Ein „Extra“ gratis dazu
Und eine Besonderheit sie an dieser Stelle noch erwähnt: ein Break-Down nach verschiedenen Dimensionen (z.B. Break-Down der Orders nach dem Produktnamen) ist auch bei diesen Metriken möglich! Auch die Zahlen werden korrekt für alle Spalten berechnet, nur die bedingte Formatierung funktioniert (noch) nicht. Hier ein Beispiel für ein Break-Down der Mobile Visits nach Device Types:
Zu Risiken und Nebenwirkungen …
Bei aller Freude über diese Darstellung gibt es doch auch Einschränkungen:
- Die Summen pro Spalten machen keinen Sinn und lassen sich nicht ausblenden. Aber mit einer entsprechenden Erläuterung beim Empfänger des Berichts stellt dies kein grösseres Problem dar.
- Die Daten werden nur korrekt angezeigt, wenn für alle Prüfpunkte (1 bis 3) auch Daten vorhanden sind. Die hier vorgestellte Tabelle würde bei einer Webseite (oder Segment einer Webseite), welche erst seit letztem Monat Daten hat, in allen drei Feldern die gleiche Zahl anzeigen. Somit funktioniert die Tabelle erst, wenn Daten für mind. 3 Monate vorhanden sind.

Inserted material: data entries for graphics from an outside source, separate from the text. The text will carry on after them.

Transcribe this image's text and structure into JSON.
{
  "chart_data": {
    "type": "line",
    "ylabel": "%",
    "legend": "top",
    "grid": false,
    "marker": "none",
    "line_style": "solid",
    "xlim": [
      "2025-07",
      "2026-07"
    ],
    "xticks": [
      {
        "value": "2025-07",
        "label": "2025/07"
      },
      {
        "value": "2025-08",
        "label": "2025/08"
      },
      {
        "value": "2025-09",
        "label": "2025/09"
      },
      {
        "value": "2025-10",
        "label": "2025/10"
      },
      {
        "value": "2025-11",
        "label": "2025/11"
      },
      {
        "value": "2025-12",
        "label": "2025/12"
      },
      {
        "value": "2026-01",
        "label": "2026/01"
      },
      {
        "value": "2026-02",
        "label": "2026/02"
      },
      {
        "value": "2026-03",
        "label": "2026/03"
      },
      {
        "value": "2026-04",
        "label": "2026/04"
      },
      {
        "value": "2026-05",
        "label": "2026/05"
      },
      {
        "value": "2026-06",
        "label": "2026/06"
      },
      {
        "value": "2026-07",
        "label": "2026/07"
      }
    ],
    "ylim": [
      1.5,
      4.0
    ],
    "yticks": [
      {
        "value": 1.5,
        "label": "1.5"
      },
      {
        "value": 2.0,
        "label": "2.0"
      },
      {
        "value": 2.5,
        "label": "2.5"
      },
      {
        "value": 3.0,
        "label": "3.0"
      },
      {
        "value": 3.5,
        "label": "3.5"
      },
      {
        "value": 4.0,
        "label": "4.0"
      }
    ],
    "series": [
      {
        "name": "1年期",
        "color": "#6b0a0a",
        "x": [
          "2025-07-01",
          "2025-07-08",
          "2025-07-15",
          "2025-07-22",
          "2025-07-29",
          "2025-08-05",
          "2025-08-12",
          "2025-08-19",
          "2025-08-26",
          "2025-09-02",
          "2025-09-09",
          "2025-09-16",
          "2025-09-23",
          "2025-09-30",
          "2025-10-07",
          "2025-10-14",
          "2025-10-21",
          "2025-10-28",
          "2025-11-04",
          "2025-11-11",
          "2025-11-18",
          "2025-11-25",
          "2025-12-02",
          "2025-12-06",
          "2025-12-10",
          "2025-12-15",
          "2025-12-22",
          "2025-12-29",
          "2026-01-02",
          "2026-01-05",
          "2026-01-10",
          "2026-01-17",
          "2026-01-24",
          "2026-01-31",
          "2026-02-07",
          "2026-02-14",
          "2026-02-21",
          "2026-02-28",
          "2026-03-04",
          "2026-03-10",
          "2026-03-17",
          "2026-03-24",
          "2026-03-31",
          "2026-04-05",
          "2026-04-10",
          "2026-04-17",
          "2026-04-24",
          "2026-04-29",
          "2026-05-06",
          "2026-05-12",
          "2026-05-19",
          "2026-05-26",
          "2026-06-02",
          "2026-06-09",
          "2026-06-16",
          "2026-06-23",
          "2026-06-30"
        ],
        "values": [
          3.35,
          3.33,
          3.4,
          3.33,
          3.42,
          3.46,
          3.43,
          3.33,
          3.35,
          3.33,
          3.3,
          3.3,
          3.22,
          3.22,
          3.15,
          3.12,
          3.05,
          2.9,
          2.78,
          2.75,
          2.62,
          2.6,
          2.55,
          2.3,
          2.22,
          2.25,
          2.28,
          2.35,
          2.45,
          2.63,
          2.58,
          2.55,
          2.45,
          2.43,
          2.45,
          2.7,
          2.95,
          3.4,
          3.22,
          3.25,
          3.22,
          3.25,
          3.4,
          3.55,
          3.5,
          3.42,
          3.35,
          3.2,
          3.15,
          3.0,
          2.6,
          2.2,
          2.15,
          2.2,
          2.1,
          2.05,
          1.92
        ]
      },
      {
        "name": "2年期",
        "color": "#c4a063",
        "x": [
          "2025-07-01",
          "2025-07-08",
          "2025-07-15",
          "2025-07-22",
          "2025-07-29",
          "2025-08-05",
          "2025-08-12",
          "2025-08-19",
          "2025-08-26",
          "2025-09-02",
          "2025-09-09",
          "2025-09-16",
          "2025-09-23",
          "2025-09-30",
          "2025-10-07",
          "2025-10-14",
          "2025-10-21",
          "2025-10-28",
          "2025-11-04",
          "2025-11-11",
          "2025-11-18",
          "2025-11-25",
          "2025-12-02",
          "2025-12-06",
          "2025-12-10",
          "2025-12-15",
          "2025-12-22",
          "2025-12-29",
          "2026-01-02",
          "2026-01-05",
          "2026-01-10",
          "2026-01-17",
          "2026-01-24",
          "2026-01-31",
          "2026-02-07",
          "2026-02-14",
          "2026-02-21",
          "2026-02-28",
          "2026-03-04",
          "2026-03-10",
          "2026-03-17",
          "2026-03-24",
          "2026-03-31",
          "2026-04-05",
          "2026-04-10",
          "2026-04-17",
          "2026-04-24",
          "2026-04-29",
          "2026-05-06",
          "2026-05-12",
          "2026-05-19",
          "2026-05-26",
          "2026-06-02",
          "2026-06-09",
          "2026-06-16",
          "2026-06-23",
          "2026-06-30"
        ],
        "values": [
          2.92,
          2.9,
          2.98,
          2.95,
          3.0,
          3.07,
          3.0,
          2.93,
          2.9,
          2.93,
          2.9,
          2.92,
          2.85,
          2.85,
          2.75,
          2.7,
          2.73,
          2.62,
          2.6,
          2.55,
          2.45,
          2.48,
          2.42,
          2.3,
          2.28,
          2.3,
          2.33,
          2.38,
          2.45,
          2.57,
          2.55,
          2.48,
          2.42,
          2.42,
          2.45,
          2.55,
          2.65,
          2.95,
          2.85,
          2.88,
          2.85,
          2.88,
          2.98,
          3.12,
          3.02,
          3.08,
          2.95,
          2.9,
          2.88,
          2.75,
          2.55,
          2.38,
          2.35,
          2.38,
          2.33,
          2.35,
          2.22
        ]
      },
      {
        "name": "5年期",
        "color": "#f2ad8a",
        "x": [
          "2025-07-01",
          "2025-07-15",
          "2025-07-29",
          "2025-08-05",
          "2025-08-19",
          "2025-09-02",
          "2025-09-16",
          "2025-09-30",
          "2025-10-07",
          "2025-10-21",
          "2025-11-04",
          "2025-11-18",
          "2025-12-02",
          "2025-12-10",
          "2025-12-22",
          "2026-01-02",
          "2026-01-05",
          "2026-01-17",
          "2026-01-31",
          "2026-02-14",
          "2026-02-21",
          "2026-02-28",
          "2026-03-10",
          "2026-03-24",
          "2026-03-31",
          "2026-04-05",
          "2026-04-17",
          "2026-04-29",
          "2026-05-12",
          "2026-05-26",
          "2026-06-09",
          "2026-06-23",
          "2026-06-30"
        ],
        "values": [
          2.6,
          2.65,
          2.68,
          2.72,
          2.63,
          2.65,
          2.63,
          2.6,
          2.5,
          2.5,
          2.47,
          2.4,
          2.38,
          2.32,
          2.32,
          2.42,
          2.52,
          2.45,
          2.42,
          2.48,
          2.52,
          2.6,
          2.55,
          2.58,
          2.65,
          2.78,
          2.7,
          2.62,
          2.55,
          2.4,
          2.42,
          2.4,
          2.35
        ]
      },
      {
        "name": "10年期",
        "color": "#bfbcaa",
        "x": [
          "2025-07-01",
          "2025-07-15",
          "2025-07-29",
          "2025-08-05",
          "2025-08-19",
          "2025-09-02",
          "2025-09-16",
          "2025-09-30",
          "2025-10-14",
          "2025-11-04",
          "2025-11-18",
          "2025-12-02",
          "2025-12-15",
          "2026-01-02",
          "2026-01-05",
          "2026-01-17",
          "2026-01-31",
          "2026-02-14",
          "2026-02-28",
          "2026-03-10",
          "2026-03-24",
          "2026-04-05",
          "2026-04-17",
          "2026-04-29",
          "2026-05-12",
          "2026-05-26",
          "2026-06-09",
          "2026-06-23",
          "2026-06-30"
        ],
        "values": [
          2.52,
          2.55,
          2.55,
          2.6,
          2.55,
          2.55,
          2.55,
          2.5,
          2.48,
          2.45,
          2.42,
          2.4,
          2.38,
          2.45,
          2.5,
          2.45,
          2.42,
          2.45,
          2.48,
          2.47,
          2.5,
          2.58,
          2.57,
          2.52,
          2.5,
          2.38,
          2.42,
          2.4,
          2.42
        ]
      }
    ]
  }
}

- Pro Tabelle ist man auf die definierten Zeiträume fixiert. Es lassen sich in der gleichen Tabelle nicht Berechnungen über unterschiedliche Zeiträume machen, ausser man definiert die Zeiträume genug gross.
- Die Zeitraum eines Workspace (wie er oben rechts gewählt wird) hat keinen Einfluss auf die Metriken. Es ist eine Besonderheit des Adobe Analytics Workspace, dass bei der Verwendung einer Date Range in einer Tabelle der effektive Berichtszeitraum verändert wird. Damit folgt aber auch, dass rückwirkende Berichte nicht erstellt werden können.
- Aus der Erfahrung empfiehlt sich eine klare Namensgebung, sauberes Tagging und Beschreibung aller Komponenten, um eine Verwirrung bei der Verwendung zu verhindern. Wer auf Nummer sicher gehen will verwendet ab besten einen separaten User ohne Sharing der Komponenten.
Ob ich mit diesen Ideen die Challenge gewinne weiss ich nicht – aber ich hoffe auf spannende Diskussionen und weitere Anregungen für spannende Visualisierungen!